Rodríguez explicó que La parodia... “se preguntaba acerca del lugar del teatro, del relato, del autor, y de uno como creador o generador de lenguaje. Sobre todo tuvo que ver con preguntas que nos hacíamos sobre nuestro trabajo, sobre el lugar que se asigna al público. Esto fue derivando en distintas cuestiones, entre ellas, los derechos de autor: de quién es la obra, quién dice qué es una obra y qué no, quién lo determina. El mismo sistema te come vivo, y nunca puede estar a la par de las distintas cosas que están sucediendo. Como si la ley siempre viniera detrás de lo que acontece. Y, si bien no cambió absolutamente nada, al menos generó determinada conciencia en relación con esas convenciones, al menos en nosotros”.
“También nos ayudó a entender al público desde otro lugar, porque uno tiende a posicionarse frente a él desde el mismo lugar de siempre. No lo digo como una frase hecha que recuerda el valor del público, sino porque es necesario correrse de ese lugar, y a veces es muy difícil entablar un diálogo activo con el público, ya que aprendemos de una forma vertical y enseñamos de forma vertical. Podemos leer muchas cosas que se corren de ese lugar, pero después es muy difícil llevarlo a la práctica. Son generaciones transmitiendo modelos de aprendizaje que responden al ‘yo te enseño algo’. No me siento exento de esto, y creo que es muy complicado, aun siendo consciente, poder salir de ahí. Sobre todo porque los espacios están pensados de ese modo, la dramaturgia está pensada de ese modo, el espectador está acostumbrado a que le bajen un saber para que él haga algo con eso. No a entender al espacio escénico como un espacio de encuentro, que pueda producir algo”. Para el director, Hamlet está muerto... -a pesar de sus gestos disruptivos- tiene una construcción narrativa clásica. Habla de las consecuencias del capitalismo en la sociedad, de la economía, del trabajo, de la inclusión y “de la exclusión de un sistema que arrasa, y de nosotros dentro de esa lógica, a la que no le queremos -o no le podemos- poner freno. Esto dialoga con la situación política actual en Latinoamérica”, asegura.
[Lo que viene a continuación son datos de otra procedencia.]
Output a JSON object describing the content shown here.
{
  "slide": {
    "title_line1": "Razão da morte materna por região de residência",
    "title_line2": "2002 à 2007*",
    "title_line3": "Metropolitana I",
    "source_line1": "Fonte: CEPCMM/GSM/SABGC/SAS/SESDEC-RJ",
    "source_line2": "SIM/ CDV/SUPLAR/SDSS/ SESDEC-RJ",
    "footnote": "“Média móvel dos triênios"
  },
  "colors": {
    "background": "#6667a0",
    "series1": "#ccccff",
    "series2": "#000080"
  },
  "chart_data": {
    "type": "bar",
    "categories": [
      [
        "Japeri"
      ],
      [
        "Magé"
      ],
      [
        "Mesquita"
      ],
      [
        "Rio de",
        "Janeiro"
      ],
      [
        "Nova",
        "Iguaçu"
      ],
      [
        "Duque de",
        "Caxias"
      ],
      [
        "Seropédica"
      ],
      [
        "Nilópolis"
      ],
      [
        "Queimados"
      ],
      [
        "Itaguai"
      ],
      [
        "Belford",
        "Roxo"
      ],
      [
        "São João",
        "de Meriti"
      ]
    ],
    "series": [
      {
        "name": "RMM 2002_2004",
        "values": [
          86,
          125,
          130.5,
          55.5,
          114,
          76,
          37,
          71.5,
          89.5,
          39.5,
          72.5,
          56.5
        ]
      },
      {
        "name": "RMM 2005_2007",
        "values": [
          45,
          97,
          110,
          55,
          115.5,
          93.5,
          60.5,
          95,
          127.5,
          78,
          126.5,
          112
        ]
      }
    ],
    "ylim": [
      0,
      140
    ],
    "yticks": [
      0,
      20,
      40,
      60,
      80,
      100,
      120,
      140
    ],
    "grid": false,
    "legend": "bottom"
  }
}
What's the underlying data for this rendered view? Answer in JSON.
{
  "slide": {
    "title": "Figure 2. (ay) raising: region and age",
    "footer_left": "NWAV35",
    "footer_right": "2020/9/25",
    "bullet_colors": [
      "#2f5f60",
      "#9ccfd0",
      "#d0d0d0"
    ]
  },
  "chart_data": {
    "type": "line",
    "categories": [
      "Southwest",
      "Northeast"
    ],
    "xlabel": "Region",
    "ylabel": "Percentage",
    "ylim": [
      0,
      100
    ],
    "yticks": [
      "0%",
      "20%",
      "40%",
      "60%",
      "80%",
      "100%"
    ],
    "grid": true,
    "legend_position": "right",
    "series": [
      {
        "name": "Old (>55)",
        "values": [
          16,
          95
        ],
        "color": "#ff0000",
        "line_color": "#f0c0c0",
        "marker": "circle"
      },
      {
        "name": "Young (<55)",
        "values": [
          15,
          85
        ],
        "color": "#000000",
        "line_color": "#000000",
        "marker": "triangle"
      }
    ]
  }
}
A Rodríguez le interesa pensar en un actor que trabaja con lo que está aconteciendo en el momento, en esa convivencia ceremonial con el público. Y así, en un mundo desorientado y berreta, la escena se convierte en una posibilidad de juego, de encuentro, de redención. Hamlet está muerto..., a priori, vuelve a evidenciar que el teatro sigue siendo uno de los espacios consagrados para cuestionar algunas ideas, que trascienden la venganza de los príncipes y los comportamientos hipócritas del poder, y se convierte en un espejo de ciertas contradicciones que seguimos sin resolver.